Il y a un peu moins d’un quart de siècle, papa, maman et moi sommes montés en voiture avec nos sacs, nos vêtements, mes peluches, un bon pique nique. Maman avait encore sa canne et les cheveux très courts, elle se rétablissait tout juste de son opération. On a démarré et on est partis loin. On a traversé la Tchéquie, l’Autriche, l’Allemagne... certainement d’autres pays mais je ne me souviens que de la frontière allemande où nous avons dû passer la nuit pour un problème de pneus mal homologués sur la voiture. Nous étions en 1999, c’était l’été, ma mère tirait la tronche et moi j’étais contente de partir à l’aventure. L’aventure qui ne s’est jamais arrêtée. Maman a dit au revoir à sa maman à elle, à son papa, à ses copines, sans vraiment vouloir les quitter, sans vouloir partir du tout, en fait. Pour aller à 2900 kilomètres. Pour toujours.

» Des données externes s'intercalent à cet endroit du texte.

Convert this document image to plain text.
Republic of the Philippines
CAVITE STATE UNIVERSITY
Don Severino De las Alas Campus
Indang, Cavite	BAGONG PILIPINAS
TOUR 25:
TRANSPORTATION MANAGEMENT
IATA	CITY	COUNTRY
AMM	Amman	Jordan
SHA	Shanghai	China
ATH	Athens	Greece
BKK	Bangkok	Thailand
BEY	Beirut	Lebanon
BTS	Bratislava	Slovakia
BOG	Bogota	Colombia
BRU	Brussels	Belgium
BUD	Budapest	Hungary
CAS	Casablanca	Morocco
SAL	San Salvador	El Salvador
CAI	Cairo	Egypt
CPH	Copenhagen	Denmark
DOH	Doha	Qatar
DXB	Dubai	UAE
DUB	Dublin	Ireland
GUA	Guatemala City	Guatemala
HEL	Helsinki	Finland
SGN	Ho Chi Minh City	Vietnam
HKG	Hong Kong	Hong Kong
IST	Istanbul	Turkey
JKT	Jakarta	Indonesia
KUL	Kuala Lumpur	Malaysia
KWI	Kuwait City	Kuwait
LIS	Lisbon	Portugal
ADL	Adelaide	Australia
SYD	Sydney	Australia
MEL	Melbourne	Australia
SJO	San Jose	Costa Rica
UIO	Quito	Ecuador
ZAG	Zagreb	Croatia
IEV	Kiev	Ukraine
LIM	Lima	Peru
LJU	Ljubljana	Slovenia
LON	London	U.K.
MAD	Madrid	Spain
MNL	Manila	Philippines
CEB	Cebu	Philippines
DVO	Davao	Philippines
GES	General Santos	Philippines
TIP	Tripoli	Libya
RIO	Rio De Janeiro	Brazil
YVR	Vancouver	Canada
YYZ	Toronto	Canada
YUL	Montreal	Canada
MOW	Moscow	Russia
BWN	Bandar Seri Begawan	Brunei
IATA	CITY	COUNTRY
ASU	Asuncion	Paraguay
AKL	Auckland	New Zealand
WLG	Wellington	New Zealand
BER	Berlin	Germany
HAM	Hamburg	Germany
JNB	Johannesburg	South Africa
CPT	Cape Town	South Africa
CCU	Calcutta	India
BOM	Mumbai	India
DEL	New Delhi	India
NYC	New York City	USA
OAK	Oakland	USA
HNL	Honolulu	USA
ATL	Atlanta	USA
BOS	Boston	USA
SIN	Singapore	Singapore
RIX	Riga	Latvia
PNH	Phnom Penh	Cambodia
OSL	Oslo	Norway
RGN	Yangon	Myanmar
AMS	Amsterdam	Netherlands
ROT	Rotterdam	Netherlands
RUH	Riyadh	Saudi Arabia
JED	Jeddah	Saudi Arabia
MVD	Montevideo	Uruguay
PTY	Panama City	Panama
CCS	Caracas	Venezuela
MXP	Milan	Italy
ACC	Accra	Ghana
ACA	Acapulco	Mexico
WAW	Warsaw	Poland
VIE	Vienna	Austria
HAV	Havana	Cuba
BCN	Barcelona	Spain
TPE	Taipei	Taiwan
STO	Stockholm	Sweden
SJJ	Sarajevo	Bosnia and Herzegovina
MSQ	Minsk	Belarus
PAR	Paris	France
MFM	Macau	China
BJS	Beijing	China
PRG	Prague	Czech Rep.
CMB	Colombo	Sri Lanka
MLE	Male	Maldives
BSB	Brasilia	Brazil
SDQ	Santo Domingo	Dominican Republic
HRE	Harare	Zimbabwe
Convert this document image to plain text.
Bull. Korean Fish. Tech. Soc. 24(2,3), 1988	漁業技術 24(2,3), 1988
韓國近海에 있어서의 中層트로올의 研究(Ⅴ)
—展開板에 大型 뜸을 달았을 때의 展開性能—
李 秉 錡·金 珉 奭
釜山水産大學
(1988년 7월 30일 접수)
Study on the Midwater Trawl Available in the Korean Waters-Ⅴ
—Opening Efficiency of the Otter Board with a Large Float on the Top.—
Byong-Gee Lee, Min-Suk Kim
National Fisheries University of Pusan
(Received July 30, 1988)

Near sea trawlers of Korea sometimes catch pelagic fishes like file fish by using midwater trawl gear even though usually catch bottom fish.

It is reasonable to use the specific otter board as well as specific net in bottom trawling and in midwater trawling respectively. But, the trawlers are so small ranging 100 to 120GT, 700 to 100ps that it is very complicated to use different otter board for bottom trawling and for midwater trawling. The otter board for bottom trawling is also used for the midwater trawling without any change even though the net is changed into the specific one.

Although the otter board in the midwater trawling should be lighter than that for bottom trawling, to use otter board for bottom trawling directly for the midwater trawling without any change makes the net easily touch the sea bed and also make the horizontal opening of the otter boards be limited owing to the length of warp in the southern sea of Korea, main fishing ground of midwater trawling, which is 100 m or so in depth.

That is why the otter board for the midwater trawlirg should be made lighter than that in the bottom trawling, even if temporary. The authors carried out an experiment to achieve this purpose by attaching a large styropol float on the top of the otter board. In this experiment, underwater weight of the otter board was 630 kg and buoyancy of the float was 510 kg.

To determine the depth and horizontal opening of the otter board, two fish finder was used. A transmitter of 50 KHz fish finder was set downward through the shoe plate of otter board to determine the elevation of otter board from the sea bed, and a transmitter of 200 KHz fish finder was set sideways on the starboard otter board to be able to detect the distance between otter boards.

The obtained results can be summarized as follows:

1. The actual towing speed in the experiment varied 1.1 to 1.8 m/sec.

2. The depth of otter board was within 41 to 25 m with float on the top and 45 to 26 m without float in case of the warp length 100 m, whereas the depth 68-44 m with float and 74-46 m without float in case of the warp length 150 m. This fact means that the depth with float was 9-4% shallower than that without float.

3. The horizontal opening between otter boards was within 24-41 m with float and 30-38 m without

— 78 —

Je crois qu’elle a des lunettes de soleil sur toutes les photos parce qu’elle avait les yeux gonflés de larmes de laisser son appartement offert par mamie à son mariage, ses parents qui commençaient à l’époque à être un petit peu vieux, ses amies qu’elle connaissait depuis la primaire, le quartier où elle a passé tant d’heures à me promener en poussette, sa collection de coquillages, notre chien - mon chien adoré. On se déracinait, et moi je ne m’en rendais pas compte. J’avais sept ans.
Je me souviens de ma mère qui fond en larmes en regardant pour la première fois le bouleau qui poussait face à notre balcon. Puis, ça s'est enchaîné vite. Je me souviens du canapé vert à carreaux jaunes, je me souviens des entrainements interminables de gymnastique, je me souviens du premier film vu au cinéma avec la classe, je me souviens des cyprès sur le chemin de l’école, puis du collège, des bonnes notes, des premières lattes, des premiers petits-copains, du lycée, des poèmes appris par cœur, des mauvaises notes, des premières bières, des amitiés qui ont depuis pris quelques rides.
J’étais une graine qui a bien pris et qui a bien germé dans le terreau de Montpellier, j’étais acclimatée. Je ne sais pas si maman a aussi bien poussé que moi. Si tous les sacrifices qu’elle a vécus ont fait de belles feuilles, si elle a pu saluer de ses branches tous les humains qu’elle aimait et qui sont restés si loin. Je ne sais pas comment elle a raciné, maman, ici, en France.
Aujourd’hui, je me dois d’avoir une tige robuste, m’autoriser à fléchir, comme le roseau, mais ne pas me déraciner. Car c’est au tour de papa de s’arracher, de semer ailleurs. Tout comme un quart de siècle auparavant, il a pris quelques affaires et s’est mis à conduire. Cette fois-ci il y a très peu d’affaires, le pique nique n’est sûrement pas aussi garni qu’en 99, ce n’est même pas sa voiture qu’il est en train de piloter. Heureusement, ça fait longtemps qu’on n’a plus de chien. Il 'y a donc personne pour garder notre appartement à Kiev. Mais qui pourrait le protéger d'un bombardement ? Papa a laissé les t-shirt camouflage dans le dressing, les bégonias sur le balcon, les photos de famille dans les tiroirs, des restes de pied de porc au frigo. Papa a pris la voiture comme il y a vingt trois ans, et est en route pour Montpellier. Il voyage léger. Papa est réfugié de guerre.